CATERPILLAR HURT BY WEAK HOUSING ... A plunge in Caterpillar on Friday, Oct 20th, unsettled the market. And for good reason. The bad news from the stock was blamed on a weak housing sector. Why that's worth noting is because Wall Street seems to be dismissing the housing meltdown as not very important. I beg to differ. There are subtle signs beneath the surface that weak housing is having a negative impact on parts of the market tied to the economy. Chart 1 attempts to show a positive correlation between Caterpillar (green line) and the PHLX Housing Index (brown line) since the bull market started four years ago. Both turned up together at the start of 2003 (green circle) and rallied together until the end of 2005. Notice that the plunge in housing stocks at the start of this year was followed shortly by a downturn in Caterpillar (red circle).
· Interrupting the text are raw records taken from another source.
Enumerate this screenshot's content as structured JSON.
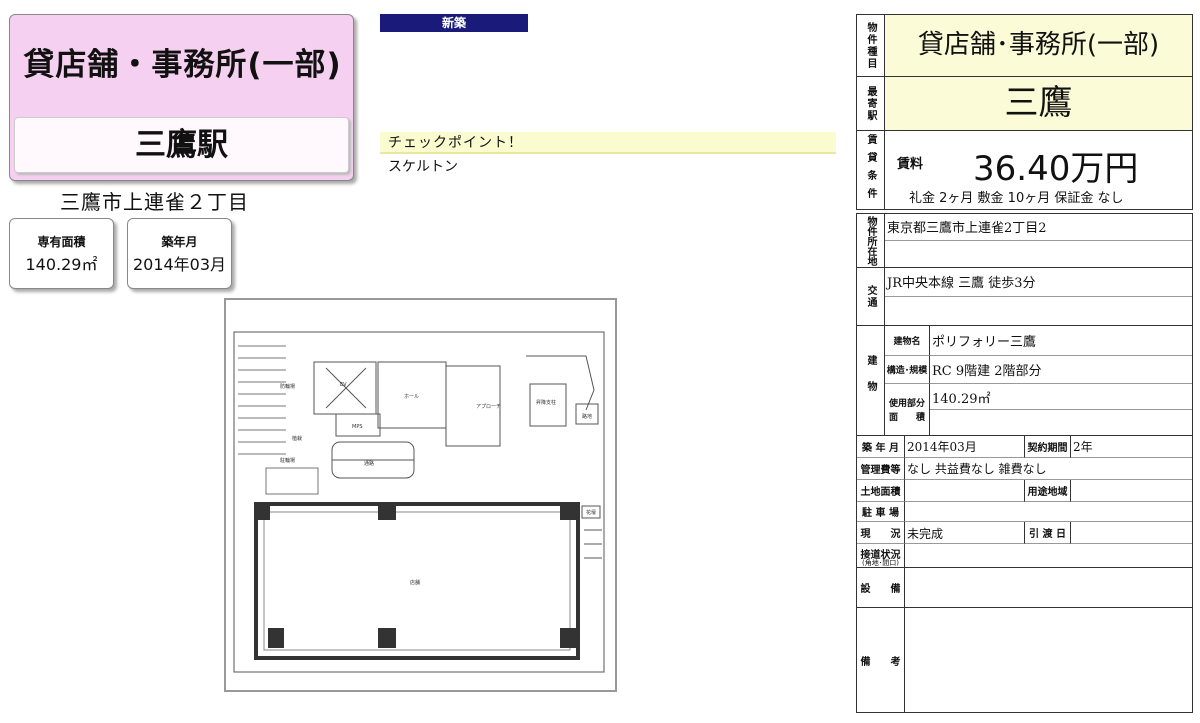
{
  "header": {
    "property_type": "貸店舗・事務所(一部)",
    "station": "三鷹駅",
    "address_short": "三鷹市上連雀２丁目",
    "new_badge": "新築"
  },
  "specs": [
    {
      "label": "専有面積",
      "value": "140.29㎡"
    },
    {
      "label": "築年月",
      "value": "2014年03月"
    }
  ],
  "checkpoint": {
    "title": "チェックポイント！",
    "body": "スケルトン"
  },
  "table": {
    "property_type_label": "物件種目",
    "property_type_value": "貸店舗･事務所(一部)",
    "station_label": "最寄駅",
    "station_value": "三鷹",
    "terms_label": "賃貸条件",
    "rent_label": "賃料",
    "rent_value": "36.40万円",
    "deposits": "礼金 2ヶ月  敷金 10ヶ月  保証金 なし",
    "location_label": "物件所在地",
    "location_value": "東京都三鷹市上連雀2丁目2",
    "transport_label": "交通",
    "transport_value": "JR中央本線 三鷹 徒歩3分",
    "building_label": "建物",
    "building_name_label": "建物名",
    "building_name_value": "ポリフォリー三鷹",
    "structure_label": "構造･規模",
    "structure_value": "RC 9階建 2階部分",
    "area_label_1": "使用部分",
    "area_label_2": "面　　積",
    "area_value": "140.29㎡",
    "built_label": "築 年 月",
    "built_value": "2014年03月",
    "contract_label": "契約期間",
    "contract_value": "2年",
    "fees_label": "管理費等",
    "fees_value": "なし  共益費なし  雑費なし",
    "land_label": "土地面積",
    "land_value": "",
    "zoning_label": "用途地域",
    "zoning_value": "",
    "parking_label": "駐 車 場",
    "parking_value": "",
    "status_label": "現　　況",
    "status_value": "未完成",
    "handover_label": "引 渡 日",
    "handover_value": "",
    "road_label": "接道状況",
    "road_sublabel": "(角地･間口)",
    "road_value": "",
    "equipment_label": "設　　備",
    "equipment_value": "",
    "remarks_label": "備　　考",
    "remarks_value": ""
  },
  "floorplan": {
    "labels": [
      "EV",
      "ホール",
      "アプローチ",
      "駐輪場",
      "MPS",
      "植栽",
      "通路",
      "防輪場",
      "店舗",
      "花壇",
      "路地",
      "昇降支柱"
    ]
  }
}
That weak action isn't limited to CAT. It's generally true of most stocks tied to the economy.


WEAK HOUSING IS HURTING CYCLICAL STOCKS... The brown line in Chart 2 is the Housing Index (HGX). The blue line is a ratio of the Morgan Stanley Cyclical Index (CYC) divided by the S&P 500. The chart shows that economically-sensitive stocks have done much worse than the S&P 500 since May and shortly after the peak in housing. Cyclical stocks are very closely tied to the economy. The fact that they're doing so badly suggests that the market is already preparing itself for an economic slowdown resulting from the weak housing sector. It's no concidence either that some of the market's strongest groups have been in the defensive sector. I wrote yesterday about strength in healthcare and utilities. Another group that usually benefits when cyclicals (and the economy) weaken is consumer staples.